First, ensure that you’ve installed and loaded the ggplot2 package:

```
install.packages("ggplot2")
library(ggplot2)
```

Then, you can create a relative frequency histogram as follows:

```
# Generate a data frame from the dataset
df <- data.frame(data)
# Create a relative frequency histogram
ggplot(df, aes(x = data)) +
geom_histogram(aes(y = ..density..), bins = 30, color = "black", fill = "skyblue") +
labs(title = "Relative Frequency Histogram", x = "Bins", y = "Relative Frequency")
```

In this code:

`data.frame(data)`

generates a data frame from the`data`

dataset.`ggplot(df, aes(x = data))`

initializes the ggplot2 object, specifying`data`

as the x-axis.`geom_histogram(aes(y = ..density..), bins = 30, color = "black", fill = "skyblue")`

adds a histogram layer to the plot, where the`..density..`

variable calculates the density of each bin to represent relative frequencies. The`bins`

argument sets the number of bins, and`color`

and`fill`

define the outline and fill colors of the bars.`labs(title = "Relative Frequency Histogram", x = "Bins", y = "Relative Frequency")`

adds labels to the plot.

## 4. Advanced Customization of Relative Frequency Histograms

Both base R and ggplot2 provide numerous options for customizing histograms, such as modifying colors, bin widths, and adding statistical overlays. Here are some examples:

### 4.1 Adding a Density Curve to a ggplot2 Histogram

You can add a density curve to the histogram to visualize the estimated probability density function of the data:

```
ggplot(df, aes(x = data)) +
geom_histogram(aes(y = ..density..), bins = 30, color = "black", fill = "skyblue", alpha = 0.5) +
geom_density(color = "red") +
labs(title = "Relative Frequency Histogram with Density Curve", x = "Bins", y = "Relative Frequency")
```

In this code, `geom_density(color = "red")`

adds a density curve to the plot in red color.

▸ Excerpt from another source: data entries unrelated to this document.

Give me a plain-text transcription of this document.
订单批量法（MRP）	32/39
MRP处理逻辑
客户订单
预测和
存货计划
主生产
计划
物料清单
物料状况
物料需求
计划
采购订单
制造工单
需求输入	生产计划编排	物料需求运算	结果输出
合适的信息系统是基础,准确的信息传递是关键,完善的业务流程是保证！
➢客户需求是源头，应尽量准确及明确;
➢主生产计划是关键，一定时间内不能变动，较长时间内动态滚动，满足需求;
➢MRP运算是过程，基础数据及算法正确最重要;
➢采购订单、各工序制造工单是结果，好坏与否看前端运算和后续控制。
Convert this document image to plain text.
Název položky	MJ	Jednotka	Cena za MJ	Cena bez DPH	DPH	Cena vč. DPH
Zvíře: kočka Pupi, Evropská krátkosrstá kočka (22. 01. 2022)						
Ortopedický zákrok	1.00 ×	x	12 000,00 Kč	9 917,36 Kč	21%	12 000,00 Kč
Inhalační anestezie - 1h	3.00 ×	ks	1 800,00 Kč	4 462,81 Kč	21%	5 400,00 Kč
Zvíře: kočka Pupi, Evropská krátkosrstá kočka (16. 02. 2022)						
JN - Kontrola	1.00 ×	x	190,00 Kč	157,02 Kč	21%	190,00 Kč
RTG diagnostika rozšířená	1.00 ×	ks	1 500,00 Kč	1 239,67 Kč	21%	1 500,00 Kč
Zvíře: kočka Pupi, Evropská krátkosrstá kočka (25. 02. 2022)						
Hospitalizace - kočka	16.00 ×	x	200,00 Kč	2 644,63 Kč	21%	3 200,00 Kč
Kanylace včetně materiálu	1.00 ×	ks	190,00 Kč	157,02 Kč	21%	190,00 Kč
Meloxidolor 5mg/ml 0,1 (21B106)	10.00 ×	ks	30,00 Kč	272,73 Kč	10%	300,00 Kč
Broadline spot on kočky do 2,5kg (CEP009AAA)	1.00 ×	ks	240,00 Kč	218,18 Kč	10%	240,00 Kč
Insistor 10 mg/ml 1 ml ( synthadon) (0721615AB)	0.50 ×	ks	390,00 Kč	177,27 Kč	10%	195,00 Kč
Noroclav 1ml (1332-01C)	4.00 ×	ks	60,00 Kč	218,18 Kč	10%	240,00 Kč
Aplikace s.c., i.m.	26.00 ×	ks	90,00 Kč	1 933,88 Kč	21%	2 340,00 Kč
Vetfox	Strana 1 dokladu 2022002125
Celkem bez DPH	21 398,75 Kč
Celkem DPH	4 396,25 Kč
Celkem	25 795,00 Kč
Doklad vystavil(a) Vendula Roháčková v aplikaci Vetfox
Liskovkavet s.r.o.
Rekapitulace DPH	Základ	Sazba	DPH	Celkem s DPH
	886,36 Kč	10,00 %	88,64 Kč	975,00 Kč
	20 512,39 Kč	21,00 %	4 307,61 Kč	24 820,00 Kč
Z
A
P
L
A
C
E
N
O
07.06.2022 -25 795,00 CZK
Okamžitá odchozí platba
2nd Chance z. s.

### 4.2 Adding Labels to Bars in a Base R Histogram

In base R, you can add frequency labels to each bar:

```
h <- hist(data, plot = FALSE)
h$counts <- h$counts / sum(h$counts)
plot(h, freq = FALSE, main = "Relative Frequency Histogram", xlab = "Bins", ylab = "Relative Frequency")
# Add labels to bars
text(h$mids, h$counts, labels = round(h$counts, 2), pos = 3, cex = 0.8)
```

The `text()`

function adds text to the plot. `h$mids`

and `h$counts`

specify the x and y coordinates for the labels, `labels = round(h$counts, 2)`

defines the labels as the rounded relative frequencies, `pos = 3`

places the labels above the bars, and `cex = 0.8`

sets the font size.

In conclusion, whether you’re using base R or ggplot2, you can effectively create and customize relative frequency histograms in R. These histograms are excellent tools for understanding the distribution and density of your data, providing valuable insights for your data analysis.